FlyerTalk Forums - View Single Post - Voting Completed - Motion Failed: Include OMNI posts in Post Counts
Old Feb 24, 2008 | 3:12 pm
  #405  
magiciansampras
A FlyerTalk Posting Legend
 
Join Date: Jul 2003
Location: NYC (formerly BOS/DCA)
Programs: UA 1K, IC RA
Posts: 60,745
Originally Posted by NickB
OK. Just elaborating on an example I gave in another thread, let us say that you ask on the Blue Skies airline forum, a forum with which you are not familiar, whether fare class G on Blue Skies is upgradeable. You get 10 answers from various FTers. 5 Fters, each with 1000+ posts, tell you that "No, This has been discussed to death before. G is not upgradeable" and you also get 5 answers from FTers which each have between 5 and 10 posts, who tell you that they think that G is upgradeable. Which one looks to you like the most likely answer?
But see here you are adding more information than is in the post count itself. You're comparing an apple to a Mercedes. On the one hand you're saying you have posters with very few posts. On the other you have posters will lots of posts AND the fact that this has been discussed before.

The example also isn't very realistic since incorrect information tends to get corrected within minutes on FT. I've been corrected on UA many times by folks with far fewer posts in that forum.

It's not posts that are relevant, it is experience. And posts simply say nothing about flying experience; they say something about posting experience.


Originally Posted by NickB
It is true that post count, on its own in relation to a single individual and without paying attention to other information, does not constitute a reliable expertise indicator. However, on a more aggregated basis, and taking into account all relevant factors, it is a useful indicator of probable expertise, albeit one one should not rely on blindly (like anything else, for that matter).
This, I think, is very dangerous and wrong. I've been given very bad information by folks with lots of posting experience and very good information by folks with little posting experience.
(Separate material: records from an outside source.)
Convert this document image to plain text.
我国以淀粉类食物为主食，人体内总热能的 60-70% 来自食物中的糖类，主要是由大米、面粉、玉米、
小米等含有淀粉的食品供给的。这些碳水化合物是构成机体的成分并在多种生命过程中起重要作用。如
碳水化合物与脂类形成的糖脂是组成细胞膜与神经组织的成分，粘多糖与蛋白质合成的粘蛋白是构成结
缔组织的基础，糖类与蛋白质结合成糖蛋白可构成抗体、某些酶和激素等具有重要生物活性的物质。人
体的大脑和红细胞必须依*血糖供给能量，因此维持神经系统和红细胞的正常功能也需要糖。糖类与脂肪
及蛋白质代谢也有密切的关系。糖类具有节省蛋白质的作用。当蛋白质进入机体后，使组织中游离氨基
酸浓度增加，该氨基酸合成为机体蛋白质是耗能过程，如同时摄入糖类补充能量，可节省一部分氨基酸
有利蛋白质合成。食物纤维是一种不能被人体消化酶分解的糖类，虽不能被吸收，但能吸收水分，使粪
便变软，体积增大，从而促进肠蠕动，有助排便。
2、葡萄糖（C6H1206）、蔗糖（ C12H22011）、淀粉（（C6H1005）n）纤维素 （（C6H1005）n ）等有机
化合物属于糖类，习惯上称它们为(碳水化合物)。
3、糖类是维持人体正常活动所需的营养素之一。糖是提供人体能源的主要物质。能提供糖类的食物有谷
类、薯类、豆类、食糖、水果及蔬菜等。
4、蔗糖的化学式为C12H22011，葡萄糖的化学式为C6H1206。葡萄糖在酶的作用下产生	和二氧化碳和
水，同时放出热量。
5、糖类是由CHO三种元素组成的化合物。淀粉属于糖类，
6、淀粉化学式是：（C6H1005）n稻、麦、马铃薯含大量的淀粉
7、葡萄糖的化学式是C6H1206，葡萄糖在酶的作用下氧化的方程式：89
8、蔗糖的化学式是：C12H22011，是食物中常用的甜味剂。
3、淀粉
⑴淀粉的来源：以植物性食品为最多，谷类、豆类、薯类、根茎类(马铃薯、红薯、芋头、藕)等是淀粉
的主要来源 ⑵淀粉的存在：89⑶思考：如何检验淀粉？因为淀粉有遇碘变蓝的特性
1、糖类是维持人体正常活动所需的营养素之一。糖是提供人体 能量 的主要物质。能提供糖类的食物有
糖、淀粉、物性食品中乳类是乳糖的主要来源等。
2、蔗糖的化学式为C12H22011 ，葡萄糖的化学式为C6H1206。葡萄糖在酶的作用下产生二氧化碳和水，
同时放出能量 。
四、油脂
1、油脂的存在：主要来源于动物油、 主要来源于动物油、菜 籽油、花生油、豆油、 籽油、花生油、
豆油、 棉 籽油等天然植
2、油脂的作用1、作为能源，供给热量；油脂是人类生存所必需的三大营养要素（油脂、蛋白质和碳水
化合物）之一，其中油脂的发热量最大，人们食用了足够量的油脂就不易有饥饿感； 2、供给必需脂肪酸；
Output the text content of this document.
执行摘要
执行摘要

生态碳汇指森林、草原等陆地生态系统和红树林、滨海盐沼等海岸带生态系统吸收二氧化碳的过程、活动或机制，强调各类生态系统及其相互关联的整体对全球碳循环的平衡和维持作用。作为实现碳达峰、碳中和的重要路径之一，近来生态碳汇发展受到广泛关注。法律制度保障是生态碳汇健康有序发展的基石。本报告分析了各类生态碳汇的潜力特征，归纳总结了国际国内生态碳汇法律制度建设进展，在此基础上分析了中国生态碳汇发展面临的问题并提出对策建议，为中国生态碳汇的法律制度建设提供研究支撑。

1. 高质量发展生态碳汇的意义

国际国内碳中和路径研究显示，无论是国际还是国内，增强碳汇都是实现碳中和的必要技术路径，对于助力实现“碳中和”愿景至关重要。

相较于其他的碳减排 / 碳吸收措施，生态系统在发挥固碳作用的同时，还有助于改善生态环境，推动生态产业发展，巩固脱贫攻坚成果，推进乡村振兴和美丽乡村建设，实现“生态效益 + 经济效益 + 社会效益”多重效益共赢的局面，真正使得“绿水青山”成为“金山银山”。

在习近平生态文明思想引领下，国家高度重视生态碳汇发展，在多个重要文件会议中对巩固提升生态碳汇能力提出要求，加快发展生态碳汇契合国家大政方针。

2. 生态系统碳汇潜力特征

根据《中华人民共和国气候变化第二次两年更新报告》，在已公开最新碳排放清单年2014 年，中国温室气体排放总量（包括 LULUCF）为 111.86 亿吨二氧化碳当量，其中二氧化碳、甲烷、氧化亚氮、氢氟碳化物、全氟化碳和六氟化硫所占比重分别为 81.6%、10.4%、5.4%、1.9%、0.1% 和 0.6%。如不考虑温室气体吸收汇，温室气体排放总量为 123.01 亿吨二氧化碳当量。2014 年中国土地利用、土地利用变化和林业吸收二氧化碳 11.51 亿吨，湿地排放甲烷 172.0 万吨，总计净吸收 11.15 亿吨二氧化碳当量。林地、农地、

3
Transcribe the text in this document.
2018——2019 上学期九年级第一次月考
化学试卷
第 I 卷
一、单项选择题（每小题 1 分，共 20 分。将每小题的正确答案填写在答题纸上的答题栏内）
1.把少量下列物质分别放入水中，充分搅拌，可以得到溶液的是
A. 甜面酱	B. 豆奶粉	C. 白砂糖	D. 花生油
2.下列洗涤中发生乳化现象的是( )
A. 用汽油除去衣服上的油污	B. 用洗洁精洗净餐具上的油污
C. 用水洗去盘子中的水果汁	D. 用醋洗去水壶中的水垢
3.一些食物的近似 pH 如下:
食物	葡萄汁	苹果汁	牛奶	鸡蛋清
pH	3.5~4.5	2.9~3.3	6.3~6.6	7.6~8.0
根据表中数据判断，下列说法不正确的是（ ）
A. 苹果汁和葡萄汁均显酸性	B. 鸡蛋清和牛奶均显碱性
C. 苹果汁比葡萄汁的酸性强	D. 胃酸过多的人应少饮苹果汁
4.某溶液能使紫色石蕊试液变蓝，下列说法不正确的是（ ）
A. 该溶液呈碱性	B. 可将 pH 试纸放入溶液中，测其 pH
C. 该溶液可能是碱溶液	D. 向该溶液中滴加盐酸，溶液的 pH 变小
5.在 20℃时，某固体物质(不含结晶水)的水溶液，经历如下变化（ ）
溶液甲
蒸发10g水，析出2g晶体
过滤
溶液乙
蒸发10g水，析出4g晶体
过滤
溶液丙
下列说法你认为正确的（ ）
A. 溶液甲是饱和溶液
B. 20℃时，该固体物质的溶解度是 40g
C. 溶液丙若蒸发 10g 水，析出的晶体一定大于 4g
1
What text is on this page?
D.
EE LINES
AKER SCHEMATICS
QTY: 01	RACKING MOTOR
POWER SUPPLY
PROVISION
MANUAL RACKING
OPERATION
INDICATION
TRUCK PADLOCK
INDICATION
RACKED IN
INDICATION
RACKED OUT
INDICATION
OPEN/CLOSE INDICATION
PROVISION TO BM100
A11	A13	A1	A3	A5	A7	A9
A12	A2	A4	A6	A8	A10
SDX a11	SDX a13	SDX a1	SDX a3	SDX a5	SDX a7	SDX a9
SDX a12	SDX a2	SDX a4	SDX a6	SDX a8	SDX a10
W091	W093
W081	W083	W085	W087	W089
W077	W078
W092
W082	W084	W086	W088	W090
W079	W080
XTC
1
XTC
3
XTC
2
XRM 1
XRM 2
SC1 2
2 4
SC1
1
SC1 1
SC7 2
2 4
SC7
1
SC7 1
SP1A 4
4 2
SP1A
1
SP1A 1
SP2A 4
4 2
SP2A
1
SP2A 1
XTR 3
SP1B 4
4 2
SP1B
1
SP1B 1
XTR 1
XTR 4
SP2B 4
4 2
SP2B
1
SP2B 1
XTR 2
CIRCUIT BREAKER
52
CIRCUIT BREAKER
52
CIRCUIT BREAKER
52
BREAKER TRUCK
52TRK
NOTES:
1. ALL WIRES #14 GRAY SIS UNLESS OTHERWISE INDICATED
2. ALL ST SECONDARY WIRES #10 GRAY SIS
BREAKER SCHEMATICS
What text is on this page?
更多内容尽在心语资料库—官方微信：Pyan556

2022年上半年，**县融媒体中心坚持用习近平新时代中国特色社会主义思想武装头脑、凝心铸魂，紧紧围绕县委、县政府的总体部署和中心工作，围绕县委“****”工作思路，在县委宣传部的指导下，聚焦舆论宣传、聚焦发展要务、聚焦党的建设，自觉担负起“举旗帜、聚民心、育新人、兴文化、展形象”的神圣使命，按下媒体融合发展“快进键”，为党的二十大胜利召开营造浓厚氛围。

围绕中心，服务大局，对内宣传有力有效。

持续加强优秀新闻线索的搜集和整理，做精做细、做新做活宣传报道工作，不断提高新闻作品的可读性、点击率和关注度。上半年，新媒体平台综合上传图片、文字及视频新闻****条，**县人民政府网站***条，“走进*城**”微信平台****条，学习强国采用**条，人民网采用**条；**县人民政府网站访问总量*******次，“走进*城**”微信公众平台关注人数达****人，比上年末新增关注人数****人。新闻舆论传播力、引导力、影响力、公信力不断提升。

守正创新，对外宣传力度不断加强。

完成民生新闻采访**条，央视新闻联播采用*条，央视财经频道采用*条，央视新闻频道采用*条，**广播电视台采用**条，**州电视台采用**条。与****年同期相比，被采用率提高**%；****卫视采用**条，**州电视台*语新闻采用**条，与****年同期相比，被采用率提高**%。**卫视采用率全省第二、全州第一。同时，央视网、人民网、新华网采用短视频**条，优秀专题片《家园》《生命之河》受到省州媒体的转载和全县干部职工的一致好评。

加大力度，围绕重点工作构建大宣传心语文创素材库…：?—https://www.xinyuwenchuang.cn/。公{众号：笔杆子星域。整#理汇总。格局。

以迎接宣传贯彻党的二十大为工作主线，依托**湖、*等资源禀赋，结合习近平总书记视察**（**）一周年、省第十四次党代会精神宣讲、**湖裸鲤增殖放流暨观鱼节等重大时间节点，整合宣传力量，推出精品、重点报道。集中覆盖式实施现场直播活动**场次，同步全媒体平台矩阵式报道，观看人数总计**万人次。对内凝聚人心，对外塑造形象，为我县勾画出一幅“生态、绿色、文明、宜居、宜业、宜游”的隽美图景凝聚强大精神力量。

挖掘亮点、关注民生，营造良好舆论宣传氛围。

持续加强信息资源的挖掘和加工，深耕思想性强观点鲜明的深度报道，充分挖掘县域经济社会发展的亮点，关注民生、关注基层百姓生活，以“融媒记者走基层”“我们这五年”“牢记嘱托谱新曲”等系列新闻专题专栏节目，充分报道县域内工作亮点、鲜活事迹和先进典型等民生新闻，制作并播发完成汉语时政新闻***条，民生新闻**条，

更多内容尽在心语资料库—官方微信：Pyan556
# of posts, IMHO, has nothing to do with actual knowledge.

Perception seems to be the point you're trying to make. The way to do with this, I would think, is some kind of disclaimer that says:

"Post counts do not and should not convey any information about a user's expertise in a given area."

---

Example: Do you think moderators have more expertise than normal users? What do you think the perception is?